Broussard, Dianne M., R. Christopher deCharms, and Stephen G. Lisberger.
Department of Physiology, W.M. Keck Foundation Center for Integrative
Neuroscience, and Neuroscience Graduate Program, University of California, San
Francisco, CA 94143, Playfair Neuroscience Unit, The Toronto Hospital, Western
Division, Toronto, Canada M5T 2S8.
APStracts 2:0215N, 1995.
SUMMARY AND CONCLUSIONS
1. We made extracellular recordings from neurons in the abducens nuclei of
alert rhesus monkeys during electrical stimulation of the vestibular
labyrinths with brief current pulses and during smooth pursuit, steady
fixation, and the vestibulo-ocular reflex (VOR) evoked by passive head turns.
The responses to electrical stimuli were compared with quantitative measures
of the sensitivity of each neuron to eye position and eye velocity. We also
compared the strength of the vestibular inputs from the labyrinths ipsilateral
and contralateral to the side of recording. 2. Abducens neurons showed
transient excitation after a current pulse was applied to the contralateral
labyrinth and transient inhibition after stimulation of the ipsilateral
labyrinth. The latency of excitation had a mean value of 1.7 and a median
value of 1.5. Latency was unimodally distributed with little variation among
neurons. Neurons with large responses showed a second phase of excitation that
started 2.5 ms after the stimulus. 3. In two of three monkeys, the excitatory
responses of abducens neurons to electrical stimulation of the contralateral
labyrinth were approximately three times as large as their inhibitory
responses to stimulation of the ipsilateral labyrinth. The difference in
response size was not observed in the third monkey.

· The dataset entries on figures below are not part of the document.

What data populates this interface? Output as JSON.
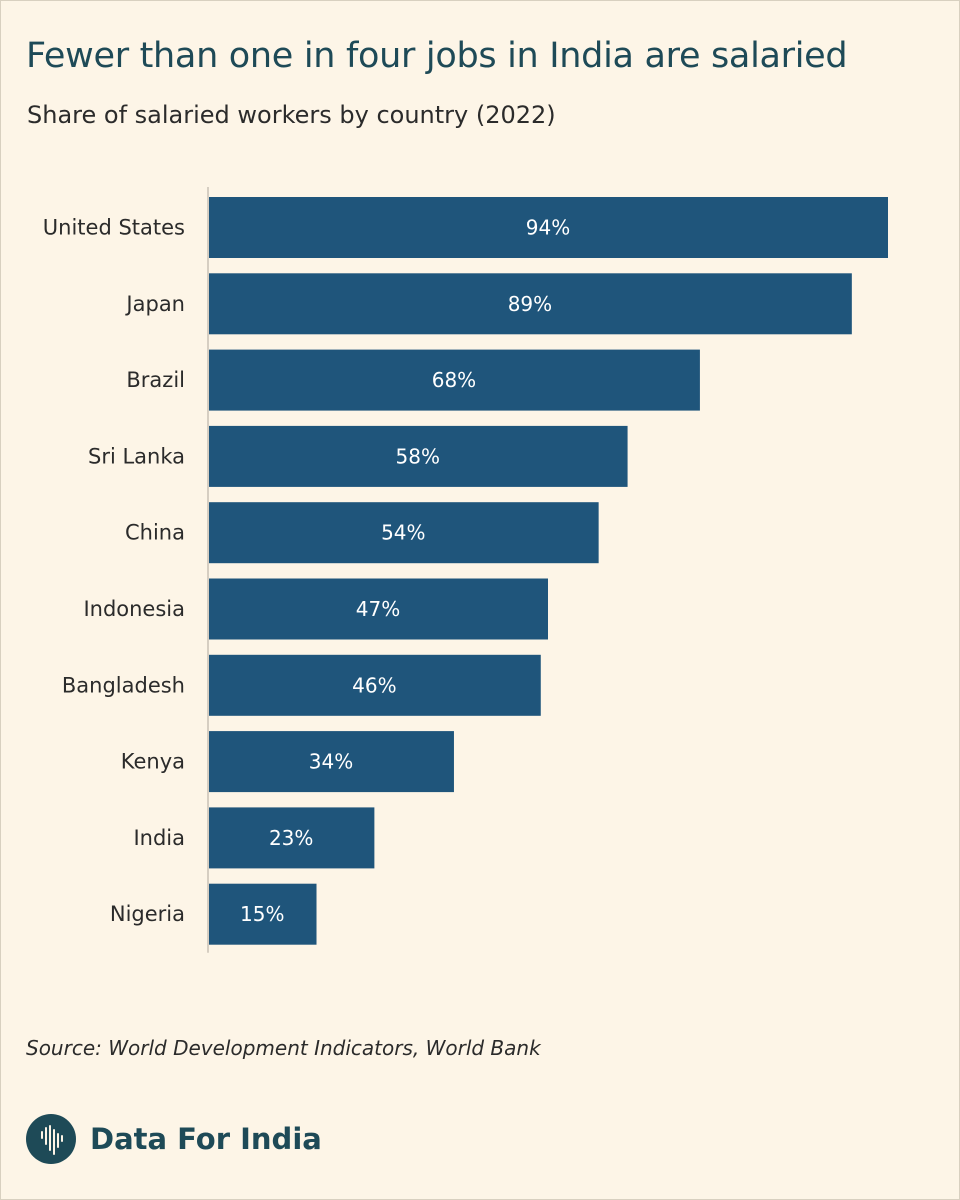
{
  "title": "Fewer than one in four jobs in India are salaried",
  "subtitle": "Share of salaried workers by country (2022)",
  "source": "Source: World Development Indicators, World Bank",
  "brand": {
    "name": "Data For India",
    "logo_icon": "india-map-logo-icon"
  },
  "colors": {
    "background": "#fdf5e7",
    "bar": "#1f557b",
    "title": "#1e4a57",
    "axis": "#c9c2b5"
  },
  "chart_data": {
    "type": "bar",
    "orientation": "horizontal",
    "title": "Fewer than one in four jobs in India are salaried",
    "subtitle": "Share of salaried workers by country (2022)",
    "categories": [
      "United States",
      "Japan",
      "Brazil",
      "Sri Lanka",
      "China",
      "Indonesia",
      "Bangladesh",
      "Kenya",
      "India",
      "Nigeria"
    ],
    "values": [
      94,
      89,
      68,
      58,
      54,
      47,
      46,
      34,
      23,
      15
    ],
    "value_labels": [
      "94%",
      "89%",
      "68%",
      "58%",
      "54%",
      "47%",
      "46%",
      "34%",
      "23%",
      "15%"
    ],
    "unit": "%",
    "xlim": [
      0,
      94
    ],
    "grid": false,
    "legend": "none"
  }
}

The asymmetry in the size
of the electrically evoked inputs from the two labyrinths was associated with
a smaller asymmetry in responses of abducens neurons during the VOR evoked by
passive head turns. The increase in firing rate during head rotation away from
the side of the recording was almost always larger than the decrease in firing
rate during head rotation toward the side of the recording. 4. The size of the
neuronal response to electrical stimulation was correlated with the magnitude
of the change in discharge rate during eye movements. Single or multiple
regression of measures of response amplitude against eye position threshold,
sensitivity to eye position, sensitivity to eye velocity, and baseline
discharge rate yielded correlation coefficients that ranged from 0.26 to 0.92
in different monkeys. The existence of positive correlations is consistent
with a role of the intrinsic properties of abducens neurons in determining
recruitment order. However, the existence of large amounts of variability
within most of the samples suggests that the recruitment order of abducens
neurons also depends on the discharge properties of the afferents to each
abducens neuron.
Received 15 December 1995; accepted in final form 20 July 1995.
APS Manuscript Number J783-4.
Article publication pending J. Neurophysiol.
ISSN 1080-4757 Copyright 1995 The American Physiological Society.
Published in APStracts on 10 August 1995.